Saturday, January 2, 2016

Favorite comments of '15, cont: SteveH

On Problematizing grit:

SteveH said...
"Leaving a high-flying job in consulting, Angela Lee Duckworth took a job teaching math to seventh graders in a New York public school. She quickly realized that IQ wasn’t the only thing separating the successful students from those who struggled."

Grit was her main conclusion for explaining why some kids do well in math and some do not - so much so that she is building a career out of it?"

Duckworth graduated from Harvard University with a B.A. in Neurobiology, and from the University of Pennsylvania with a Ph.D. in Psychology."

You see what you are ... and what sells. "The Duckworth Lab"

I'll call this the "Willingham Effect" - It's all about me.

And this makes me really sad.

"The Yale Center for Emotional Intelligence and Born This Way Foundation"

Talk about ignoring variables.

Forget the fact that grit is improved by carefully ensuring mastery of math skills on a unit-by-unit and year-by-year basis. It's not some vague internal skill that creates success while K-8 educators do whatever warms the cockles of the fuzzy educational hearts.

Success breeds success. Small and continual successes build confidence. Grit can help, but that is built on doing things that one does not really want to do, viz. individual homework assignments and weekly quizzes, not in-class group discovery where some can do little work and others learn to be driven only by the process and not results.

What, exactly, is the problem? Did she calibrate it? Duckworth taught math in seventh grade and filtered reality through her own training and biases.
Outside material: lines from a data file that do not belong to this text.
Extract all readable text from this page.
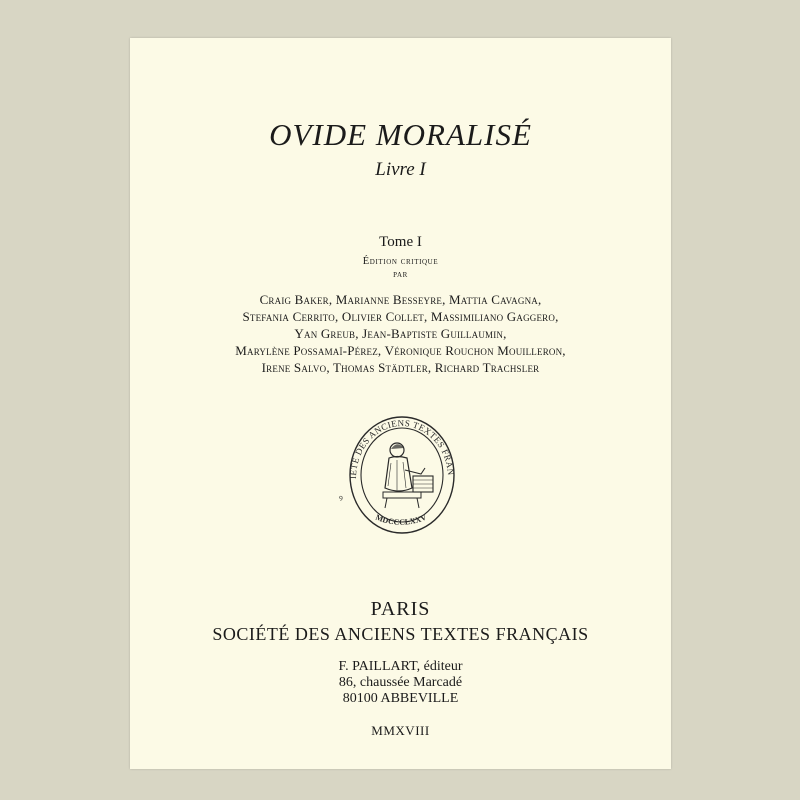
OVIDE MORALISÉ
Livre I
Tome I
Édition critique
par
Craig Baker, Marianne Besseyre, Mattia Cavagna,
Stefania Cerrito, Olivier Collet, Massimiliano Gaggero,
Yan Greub, Jean-Baptiste Guillaumin,
Marylène Possamaï-Pérez, Véronique Rouchon Mouilleron,
Irene Salvo, Thomas Städtler, Richard Trachsler
IETE DES ANCIENS TEXTES FRAN
MDCCCLXXV
ꝰ
PARIS
SOCIÉTÉ DES ANCIENS TEXTES FRANÇAIS
F. PAILLART, éditeur
86, chaussée Marcadé
80100 ABBEVILLE
MMXVIII
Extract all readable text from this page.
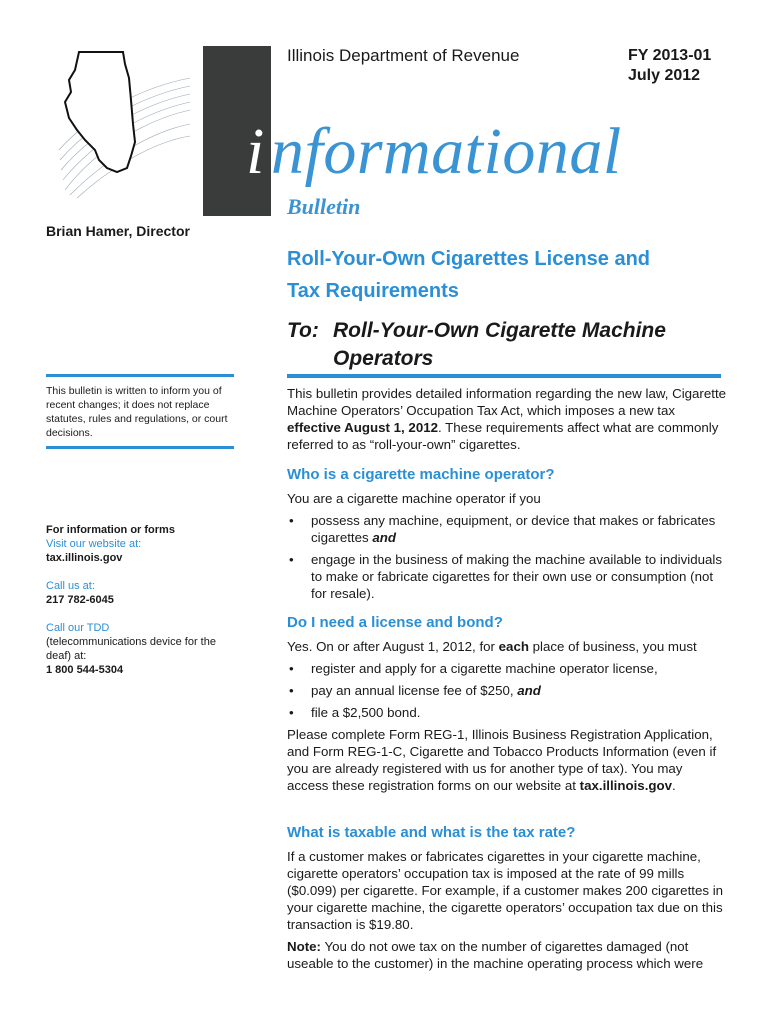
Illinois Department of Revenue	FY 2013-01
July 2012
i nformational
Bulletin
Brian Hamer, Director
Roll-Your-Own Cigarettes License and
Tax Requirements
To: Roll-Your-Own Cigarette Machine
Operators
This bulletin is written to inform you of recent changes; it does not replace statutes, rules and regulations, or court decisions.
For information or forms
Visit our website at:
tax.illinois.gov
Call us at:
217 782-6045
Call our TDD
(telecommunications device for the deaf) at:
1 800 544-5304
This bulletin provides detailed information regarding the new law, Cigarette Machine Operators’ Occupation Tax Act, which imposes a new tax effective August 1, 2012. These requirements affect what are commonly referred to as “roll-your-own” cigarettes.
Who is a cigarette machine operator?
You are a cigarette machine operator if you
• possess any machine, equipment, or device that makes or fabricates cigarettes and
• engage in the business of making the machine available to individuals to make or fabricate cigarettes for their own use or consumption (not for resale).
Do I need a license and bond?
Yes. On or after August 1, 2012, for each place of business, you must
• register and apply for a cigarette machine operator license,
• pay an annual license fee of $250, and
• file a $2,500 bond.
Please complete Form REG-1, Illinois Business Registration Application, and Form REG-1-C, Cigarette and Tobacco Products Information (even if you are already registered with us for another type of tax). You may access these registration forms on our website at tax.illinois.gov.
What is taxable and what is the tax rate?
If a customer makes or fabricates cigarettes in your cigarette machine, cigarette operators’ occupation tax is imposed at the rate of 99 mills ($0.099) per cigarette. For example, if a customer makes 200 cigarettes in your cigarette machine, the cigarette operators’ occupation tax due on this transaction is $19.80.
Note: You do not owe tax on the number of cigarettes damaged (not useable to the customer) in the machine operating process which were
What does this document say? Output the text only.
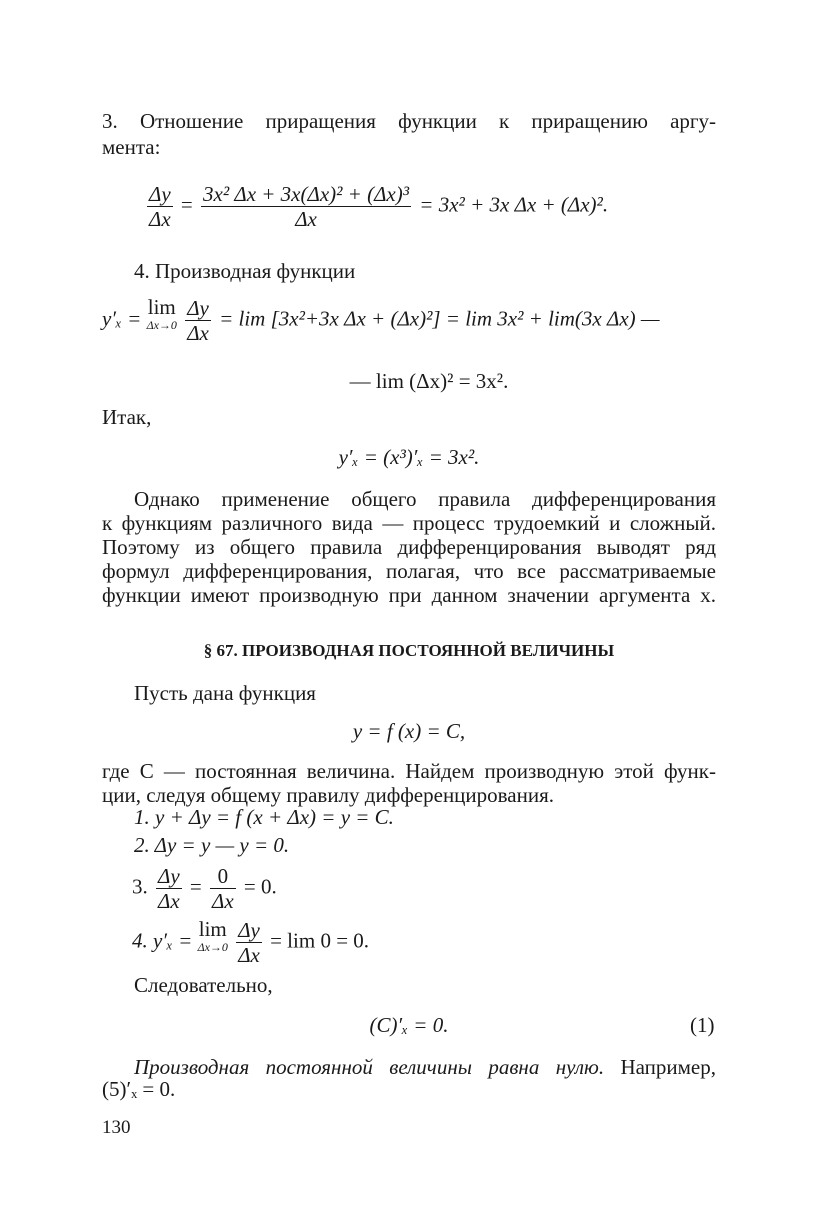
3. Отношение приращения функции к приращению аргу-
мента:
$\frac{\Delta y}{\Delta x} = \frac{\text{3x² Δx + 3x(Δx)² + (Δx)³}}{\Delta x} = 3x^2 + 3x$ Δx + (Δx)².
4. Производная функции
y′ₓ = lim
Δx→0
$\frac{\Delta y}{\Delta x} = \lim [3x^2+3x$ Δx + (Δx)²] = lim 3x² + lim(3x Δx) —
— lim (Δx)² = 3x².
Итак,
y′ₓ = (x³)′ₓ = 3x².
Однако применение общего правила дифференцирования
к функциям различного вида — процесс трудоемкий и сложный.
Поэтому из общего правила дифференцирования выводят ряд
формул дифференцирования, полагая, что все рассматриваемые
функции имеют производную при данном значении аргумента x.
§ 67. ПРОИЗВОДНАЯ ПОСТОЯННОЙ ВЕЛИЧИНЫ
Пусть дана функция
y = f (x) = C,
где C — постоянная величина. Найдем производную этой функ-
ции, следуя общему правилу дифференцирования.
1. y + Δy = f (x + Δx) = y = C.
2. Δy = y — y = 0.
3. $\frac{\Delta y}{\Delta x} = \frac{0}{\Delta x} = 0$.
4. y′ₓ = lim
Δx→0
$\frac{\Delta y}{\Delta x} = \lim 0 = 0$.
Следовательно,
(C)′ₓ = 0.	(1)
Производная постоянной величины равна нулю. Например,
(5)′ₓ = 0.
130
Her conclusion was that grit is the main variable. If her students were properly prepared in math in K-6, would she be talking about grit? No. The students would be successful in math at some decent level. If her seventh grade kids could not do adds and subtracts to 20, would she be talking about grit? No, she would be talking about educational competence.

In computer science, where you have to fix programs that could have all sorts of interacting problems or errors, you don't use guess and check as the solution technique. (Which my old students loved to use.) You start with a number that is wrong. A specific number. This is like an anecdote. You have to understand exactly why that number is wrong. You have to dig into the code to see exactly where that bad number comes from. You trace it back to its source. It could be just a one-of-a-kind error, as in an anecdote, but more likely than not, the fix solves a whole class of problems. I never see this approach in educational research. They just use guess and maybe check.

In Duckworth's seventh grade class, did she trace any one student to see exactly why they were doing poorly in math? Did she trace any one student to see why they were doing well in math? Was the difference grit? I doubt it. She would have seen one student who immediately got stuck because of knowledge and skills gaps - such as making mistakes with minus signs. The better student would have moved right along doing the problem showing skill and knowledge, not grit. One can be successful in school without grit. Isn't that the goal of education?

Many times when I have to learn a new topic or subject, I will find books and explanations that leave me with the feeling that it can't be this difficult. I don't rely on grit to solve the problem. I find a new book.